強度近視よる近視性黄斑症の進行リスクと令和6年度学校保健統計
世界中で10億人以上の方が近視で、そのうち約20〜30%が強度近視だと推定されています。近視の方は日本を含む東アジアやヨーロッパの地中海沿岸諸国で増加しており、強度近視に伴う視力障害は2000年から2050年までに7倍に増加し、世界的に失明の主要原因となると予想されています。
強度近視よる視力障害の主な原因は、網膜の中心部分である黄斑が障害される近視性黄斑症で、網黄斑部がゆっくりと進行性に萎縮する萎縮型、牽引により網膜分離症が進行する牽引型、黄斑新生血管が発生する新生血管型に分類されます。
本研究では、230人438眼の高度近視症例を平均4年以上にわたり経過観察しました。
その結果、近視性黄斑症は42%で進行し、特に後部ぶどう腫を有する眼での進行リスクが高いこと、近視性黄斑症のタイプ別では萎縮型が最も進行しやすく(21.9%)、次に牽引型(11.4%)が進行しやすいことが明らかとなりました。
また、黄斑部に後部ぶどう腫がある眼は黄斑部に後部ぶどう腫が無い眼よりも1.71 倍、眼軸長が1 mm 長くなるごとに1.10 倍、近視性黄斑症が進行しやすいことが明らかとなりました。
さらに、近視性黄斑症が進行した症例では進行していない症例よりも視力低下が明らかに大きいことが確認されました。
この結果は、後部ぶどう腫と眼軸長の管理が強度近視眼の視力予後にとって重要であることを示唆しています。
今後は、小児期に高度近視を発症した症例を追跡し、後部ぶどう腫の発生時期などを特定すること・近視進行抑制(オルソケラトロジー、低濃度アトロピン点眼、屋外活動の推奨)の効果が、後部ぶどう腫や近視性黄斑症のリスク低減に寄与するかなどについて検討することが求められます。
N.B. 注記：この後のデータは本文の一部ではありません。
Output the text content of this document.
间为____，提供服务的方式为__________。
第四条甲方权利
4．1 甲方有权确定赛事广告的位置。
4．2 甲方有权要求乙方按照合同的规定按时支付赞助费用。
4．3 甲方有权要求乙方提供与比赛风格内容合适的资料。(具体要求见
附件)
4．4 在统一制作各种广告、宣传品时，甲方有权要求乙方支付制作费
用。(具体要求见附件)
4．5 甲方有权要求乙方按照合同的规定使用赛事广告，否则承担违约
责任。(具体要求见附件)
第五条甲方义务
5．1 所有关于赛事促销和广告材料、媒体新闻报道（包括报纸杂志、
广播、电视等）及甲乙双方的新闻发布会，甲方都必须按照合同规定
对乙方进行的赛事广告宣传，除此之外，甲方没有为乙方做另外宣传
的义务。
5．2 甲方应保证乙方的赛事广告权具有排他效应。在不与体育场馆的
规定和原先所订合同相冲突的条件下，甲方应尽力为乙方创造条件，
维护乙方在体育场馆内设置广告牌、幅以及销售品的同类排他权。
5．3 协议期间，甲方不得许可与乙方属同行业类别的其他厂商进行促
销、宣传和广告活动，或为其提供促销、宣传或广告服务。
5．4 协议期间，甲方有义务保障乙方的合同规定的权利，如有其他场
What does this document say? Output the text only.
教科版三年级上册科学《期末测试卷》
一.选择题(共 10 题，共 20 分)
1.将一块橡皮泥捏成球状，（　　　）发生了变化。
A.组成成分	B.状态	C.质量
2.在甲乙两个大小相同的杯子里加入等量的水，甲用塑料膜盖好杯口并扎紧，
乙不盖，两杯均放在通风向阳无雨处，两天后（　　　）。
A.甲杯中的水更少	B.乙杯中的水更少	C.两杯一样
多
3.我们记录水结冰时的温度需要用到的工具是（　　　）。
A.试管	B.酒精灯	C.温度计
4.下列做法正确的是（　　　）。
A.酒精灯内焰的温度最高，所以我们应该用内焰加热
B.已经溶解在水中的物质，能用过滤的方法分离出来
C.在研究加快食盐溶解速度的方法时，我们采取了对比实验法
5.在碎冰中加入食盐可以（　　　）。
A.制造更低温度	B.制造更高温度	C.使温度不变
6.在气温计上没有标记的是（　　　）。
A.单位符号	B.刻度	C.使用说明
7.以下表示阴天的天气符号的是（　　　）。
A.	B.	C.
これらの知見により、強度近視症眼の視力を守るための新たな診療戦略が確立できると期待されます。
ところで、2月12日、文部科学省は令和6年度学校保健統計の確定値を公表しました。
今回の調査結果のポイントは、「裸眼視力1.0未満の者の割合は、学校段階が進むにつれて高くなっており、小学校で3割を超えて、中学校で6割程度、高等学校で7割程度となっている。」ことです。
児童・生徒の視力の悪化が年々進んでおり、裸眼の視力が「1.0未満」の割合が過去最高となりました。
高校では10年前と比べて15ポイント増え71.1%に、中学校や小学校でも約7ポイント増えて中学校で60.6%、小学校で36.8%という結果でした。
文部科学省は、視力の低下を防ぐには、長時間、近くのものを見続けないようにすることや、休み時間などにできるだけ外で過ごし太陽の光を浴びること、読書や勉強、スマホを見る際にはできるだけ明るい部屋で対象物から目を離し、30分に一度は20秒以上、目を休めることを推奨しています。
近視が進行し強度近視となり、後部ぶどう腫が生じ近視性黄斑症により視機能障害を来さないように、児童・生徒の目を守る取り組みが切望されます。